Louis van Beethoven, son of the tenor singer mentioned, a boy of eleven years and of most promising talent. He plays the clavier very skilfully and with power, reads at sight very well, and—to put it in a nutshell—he plays chiefly “The Well-Tempered Clavichord” of Sebastian Bach, which Herr Neefe put into his hands. Whoever knows this collection of preludes and fugues in all the keys—which might almost be called the non plus ultra of our art—will know what this means. So far as his duties permitted, Herr Neefe has also given him instruction in thorough-bass. He is now training him in composition and for his encouragement has had nine variations for the pianoforte, written by him on a march—by Ernst Christoph Dressler—engraved at Mannheim. This youthful genius is deserving of help to enable him to travel. He would surely become a second Wolfgang Amadeus Mozart were he to continue as he has begun.

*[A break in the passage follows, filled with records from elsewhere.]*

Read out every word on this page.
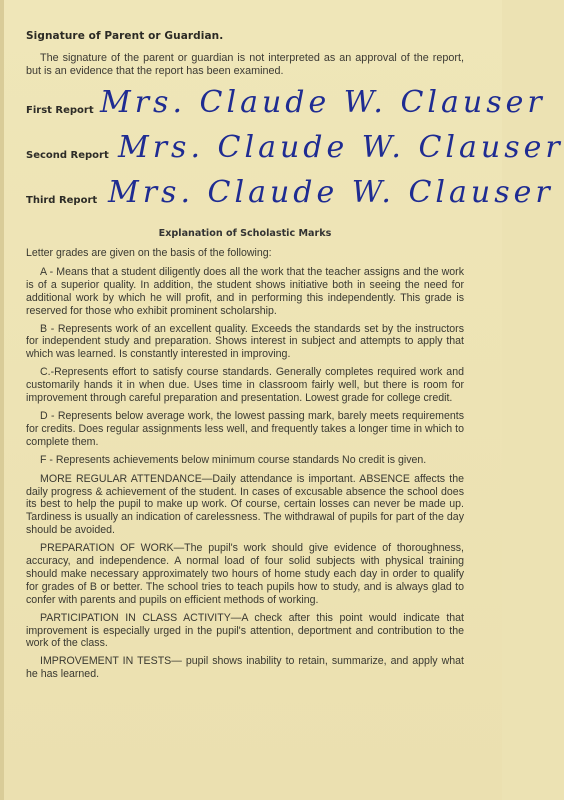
Signature of Parent or Guardian.

The signature of the parent or guardian is not interpreted as an approval of the report, but is an evidence that the report has been examined.

First Report Mrs. Claude W. Clauser
Second Report Mrs. Claude W. Clauser
Third Report Mrs. Claude W. Clauser
Explanation of Scholastic Marks

Letter grades are given on the basis of the following:

A - Means that a student diligently does all the work that the teacher assigns and the work is of a superior quality. In addition, the student shows initiative both in seeing the need for additional work by which he will profit, and in performing this independently. This grade is reserved for those who exhibit prominent scholarship.

B - Represents work of an excellent quality. Exceeds the standards set by the instructors for independent study and preparation. Shows interest in subject and attempts to apply that which was learned. Is constantly interested in improving.

C.-Represents effort to satisfy course standards. Generally completes required work and customarily hands it in when due. Uses time in classroom fairly well, but there is room for improvement through careful preparation and presentation. Lowest grade for college credit.

D - Represents below average work, the lowest passing mark, barely meets requirements for credits. Does regular assignments less well, and frequently takes a longer time in which to complete them.

F - Represents achievements below minimum course standards No credit is given.

MORE REGULAR ATTENDANCE—Daily attendance is important. ABSENCE affects the daily progress & achievement of the student. In cases of excusable absence the school does its best to help the pupil to make up work. Of course, certain losses can never be made up. Tardiness is usually an indication of carelessness. The withdrawal of pupils for part of the day should be avoided.

PREPARATION OF WORK—The pupil's work should give evidence of thoroughness, accuracy, and independence. A normal load of four solid subjects with physical training should make necessary approximately two hours of home study each day in order to qualify for grades of B or better. The school tries to teach pupils how to study, and is always glad to confer with parents and pupils on efficient methods of working.

PARTICIPATION IN CLASS ACTIVITY—A check after this point would indicate that improvement is especially urged in the pupil's attention, deportment and contribution to the work of the class.

IMPROVEMENT IN TESTS— pupil shows inability to retain, summarize, and apply what he has learned.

This allusion to Mozart, who had not then produced those immortal works upon which his fame now principally rests, speaks well for the insight of Neefe and renders his high appreciation of his pupil’s genius the more striking. Had this man then really so little influence upon its development as Wegeler supposed?

That C. P. E. Bach’s works were included in Neefe’s course of instruction is rendered nearly certain by the following facts: he was himself a devout student of them; the only reference to his father made by Beethoven in all the manuscripts examined for this work, an official document or two excepted, is upon an unfinished copy of one of Bach’s cantatas in these words: “Written by my dear father;”[22] and one of the works most used by him in compiling his “Materialien für Contrapunkt” in 1809 was Bach’s “Versuch über die wahre Art das Clavier zu Spielen.” The unlucky remark of Wegeler, founded, too, possibly upon some expression of Beethoven’s in a moment of spleen, but certainly not in justice, has cast a shadow upon the relation between Neefe and his pupil. Writer after writer has copied without examining it. Does it bear examination? Possibly, if it be supposed to relate only to execution upon the pianoforte and organ; but in no other case. It is self-evident that serious study in the severe school of the Bachs was necessary to counteract the influence of the light and trivial music of the Bonn stage upon the young genius; and to Neefe the credit of seeing this and acting accordingly must be given. The reader’s attention is called particularly to the words “He is now training him in composition, and for his encouragement has had nine variations for the pianoforte written by him on a march by Dressler engraved at Mannheim,” in Neefe’s notice of Beethoven above cited, and the date of the article from which it is taken—March 2, 1783. Is it not perfectly clear that these variations have been recently composed, and very recently printed? Yet upon the title stands, “Par un jeune amateur, Louis van Beethoven, âgé de dix ans.” If this were a solitary case of apparent discrepancy between the boy’s age and the year given it would attract and deserve no notice; but it is one of many and adds its weight to the evidence of that falsification already spoken of.[23]

A second work belonging to this period is a two-part fugue in D for the organ.[24]

Beethoven as Neefe’s Assistant

To return to the young organist, who, since the publication of Wegeler’s “Notizen,” has always been supposed to have been placed at that instrument by the Elector Max Franz in the year 1785, as a method of giving him pecuniary aid without touching his feelings of pride and independence. The place of assistant to Neefe was no sinecure; although not involving much labor, it brought with it much confinement. The old organ had been destroyed by the fire of 1777, and a small chamber instrument still supplied its place. It was the constantly recurring necessity of being present at the religious services which made the position onerous.